Przydacz: Byłem frajerem, że się uczyłem?

Następnie poseł PiS przeszedł do bardziej osobistych wyznań. Nie zapomniał jednak przy tym o uderzeniu w politycznych przeciwników. — Do tej pory kojarzyło mi się [Collegium Humanum – red.] z absolwentami tej szkoły, panem Zembaczyńskim, panią Gajewską i generalnie całą historią dyplomów, co do których są wątpliwości, czy rzeczywiście studenci uczyli się tam – mówił.

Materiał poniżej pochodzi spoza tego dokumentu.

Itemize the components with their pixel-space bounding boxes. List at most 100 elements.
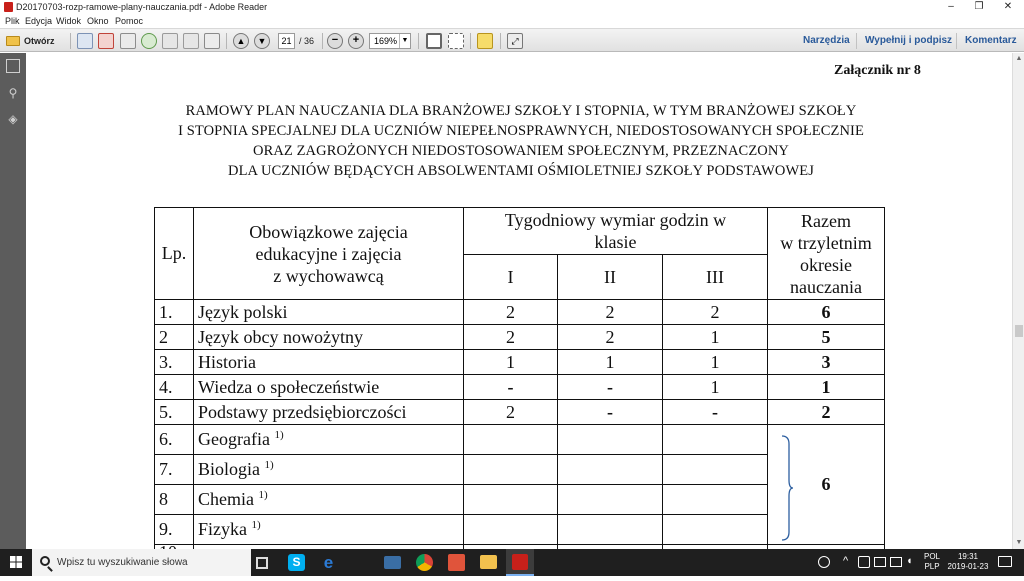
menu-file[interactable]: Plik xyxy=(5,15,20,27)
previous-page-icon[interactable]: ▲ xyxy=(233,33,249,49)
battery-icon[interactable] xyxy=(890,557,902,567)
row-total: 3 xyxy=(767,349,885,375)
chevron-down-icon[interactable]: ▼ xyxy=(399,34,410,48)
email-icon[interactable] xyxy=(204,33,220,49)
page-total: / 36 xyxy=(299,36,315,46)
grouped-total-value: 6 xyxy=(821,474,831,494)
clock-date: 2019-01-23 xyxy=(947,562,989,571)
close-button[interactable]: ✕ xyxy=(994,0,1022,14)
clock[interactable]: 19:31 2019-01-23 xyxy=(946,552,990,572)
row-class-iii xyxy=(662,514,768,545)
combine-files-icon[interactable] xyxy=(98,33,114,49)
office-icon[interactable] xyxy=(448,554,465,571)
people-icon[interactable] xyxy=(818,556,830,568)
row-class-i: 2 xyxy=(463,324,558,350)
page-thumbnails-icon[interactable] xyxy=(6,59,20,73)
header-subject-line: edukacyjne i zajęcia xyxy=(255,243,402,264)
document-view[interactable]: Załącznik nr 8 RAMOWY PLAN NAUCZANIA DLA… xyxy=(26,53,1012,549)
tools-button[interactable]: Narzędzia xyxy=(803,33,850,49)
row-lp: 3. xyxy=(154,349,194,375)
toolbar: Otwórz ▲ ▼ 21 / 36 − + 169% ▼ ⤢ Narzędzi… xyxy=(0,28,1024,52)
window-title: D20170703-rozp-ramowe-plany-nauczania.pd… xyxy=(16,2,268,12)
menu-edit[interactable]: Edycja xyxy=(25,15,52,27)
cloud-upload-icon[interactable] xyxy=(141,33,157,49)
header-total: Razem w trzyletnim okresie nauczania xyxy=(767,207,885,300)
menu-window[interactable]: Okno xyxy=(87,15,109,27)
comment-button[interactable]: Komentarz xyxy=(965,33,1017,49)
curly-brace-icon xyxy=(781,435,794,541)
skype-icon[interactable]: S xyxy=(288,554,305,571)
start-button[interactable] xyxy=(0,549,32,576)
zoom-select[interactable]: 169% ▼ xyxy=(369,33,411,49)
app-tray-icon[interactable] xyxy=(858,556,870,568)
save-icon[interactable] xyxy=(162,33,178,49)
toolbar-divider xyxy=(226,33,227,49)
scroll-down-icon[interactable]: ▼ xyxy=(1013,537,1024,549)
header-class-iii: III xyxy=(662,254,768,300)
language-code: POL xyxy=(923,552,940,561)
notifications-icon[interactable] xyxy=(998,556,1012,567)
fill-sign-button[interactable]: Wypełnij i podpisz xyxy=(865,33,952,49)
row-total: 6 xyxy=(767,299,885,325)
open-button[interactable]: Otwórz xyxy=(4,32,66,50)
navigation-panel: ⚲ ◈ xyxy=(0,53,26,549)
attachment-icon[interactable]: ⚲ xyxy=(6,86,20,100)
header-class-i: I xyxy=(463,254,558,300)
row-subject: Geografia 1) xyxy=(193,424,464,455)
next-page-icon[interactable]: ▼ xyxy=(254,33,270,49)
chrome-icon[interactable] xyxy=(416,554,433,571)
sticky-note-icon[interactable] xyxy=(477,33,493,49)
taskbar-search[interactable]: Wpisz tu wyszukiwanie słowa xyxy=(32,549,251,576)
edit-pdf-icon[interactable] xyxy=(120,33,136,49)
footnote-mark: 1) xyxy=(274,429,284,441)
chevron-up-icon[interactable]: ^ xyxy=(843,555,848,567)
table-row: 2 Język obcy nowożytny 2 2 1 5 xyxy=(154,324,885,350)
scrollbar-thumb[interactable] xyxy=(1015,325,1023,337)
vertical-scrollbar[interactable]: ▲ ▼ xyxy=(1012,53,1024,549)
maximize-button[interactable]: ❐ xyxy=(965,0,993,14)
toolbar-divider xyxy=(470,33,471,49)
scroll-up-icon[interactable]: ▲ xyxy=(1013,53,1024,65)
adobe-reader-task[interactable] xyxy=(506,549,534,576)
search-input[interactable]: Wpisz tu wyszukiwanie słowa xyxy=(57,549,188,576)
full-screen-icon[interactable]: ⤢ xyxy=(507,33,523,49)
zoom-out-icon[interactable]: − xyxy=(327,33,343,49)
toolbar-divider xyxy=(500,33,501,49)
row-subject: Fizyka 1) xyxy=(193,514,464,545)
minimize-button[interactable]: – xyxy=(937,0,965,14)
volume-icon[interactable]: ◖ xyxy=(906,555,913,567)
menu-help[interactable]: Pomoc xyxy=(115,15,143,27)
photos-icon[interactable] xyxy=(384,556,401,569)
header-lp: Lp. xyxy=(154,207,194,300)
network-icon[interactable] xyxy=(874,557,886,567)
header-subject-line: Obowiązkowe zajęcia xyxy=(249,221,408,242)
subject-name: Biologia xyxy=(198,459,260,479)
row-lp: 9. xyxy=(154,514,194,545)
row-lp: 7. xyxy=(154,454,194,485)
layers-icon[interactable]: ◈ xyxy=(6,112,20,126)
row-subject: Historia xyxy=(193,349,464,375)
fit-width-icon[interactable] xyxy=(448,33,464,49)
row-class-ii xyxy=(557,424,663,455)
fit-page-icon[interactable] xyxy=(426,33,442,49)
zoom-value: 169% xyxy=(374,36,398,46)
row-class-iii: 1 xyxy=(662,349,768,375)
table-row: 1. Język polski 2 2 2 6 xyxy=(154,299,885,325)
footnote-mark: 1) xyxy=(264,459,274,471)
print-icon[interactable] xyxy=(183,33,199,49)
file-explorer-icon[interactable] xyxy=(480,555,497,569)
zoom-in-icon[interactable]: + xyxy=(348,33,364,49)
menu-view[interactable]: Widok xyxy=(56,15,81,27)
input-language[interactable]: POL PLP xyxy=(920,552,944,572)
task-view-icon[interactable] xyxy=(256,557,268,569)
page-number-input[interactable]: 21 xyxy=(278,33,295,49)
row-lp: 1. xyxy=(154,299,194,325)
row-total: 5 xyxy=(767,324,885,350)
row-lp: 6. xyxy=(154,424,194,455)
row-class-iii: 1 xyxy=(662,324,768,350)
toolbar-divider xyxy=(70,33,71,49)
create-pdf-icon[interactable] xyxy=(77,33,93,49)
taskbar: Wpisz tu wyszukiwanie słowa S e ^ ◖ POL … xyxy=(0,549,1024,576)
edge-icon[interactable]: e xyxy=(320,554,337,571)
row-class-ii xyxy=(557,454,663,485)
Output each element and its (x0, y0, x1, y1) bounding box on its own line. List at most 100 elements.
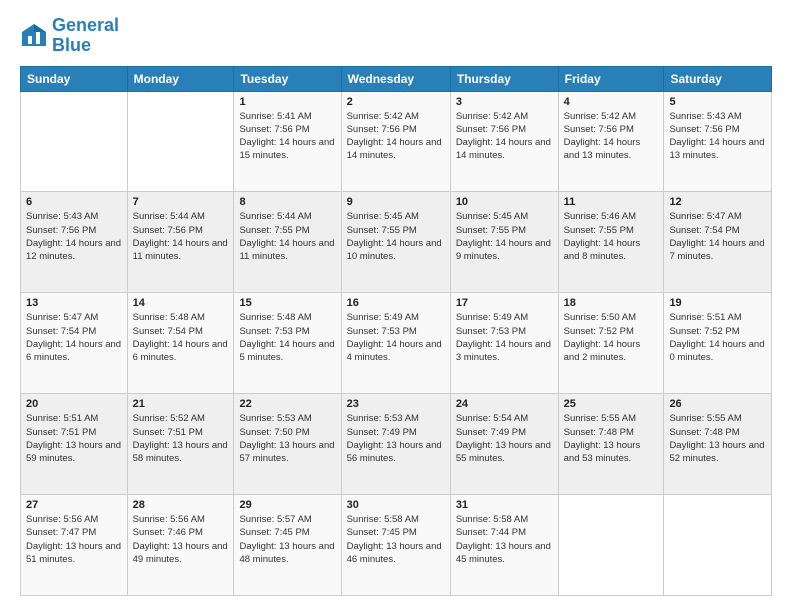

– Dla mnie, jako absolwenta UJ, UW i kilku uniwersytetów zagranicznych, było to nie do przyjęcia. Jeśli słyszę, że ktoś otrzymał dyplom, nie ucząc się, nie chodząc na zajęcia, nie zdając egzaminów, to myślę sobie: dobrze, a ja przez te miesiące spędzone w bibliotece co, byłem frajerem, że się uczyłem? Nie mam wyrzutów sumienia, robiłem to, bo chciałem i dzięki temu myślę, że mam jakąś tam wiedzę – podsumował.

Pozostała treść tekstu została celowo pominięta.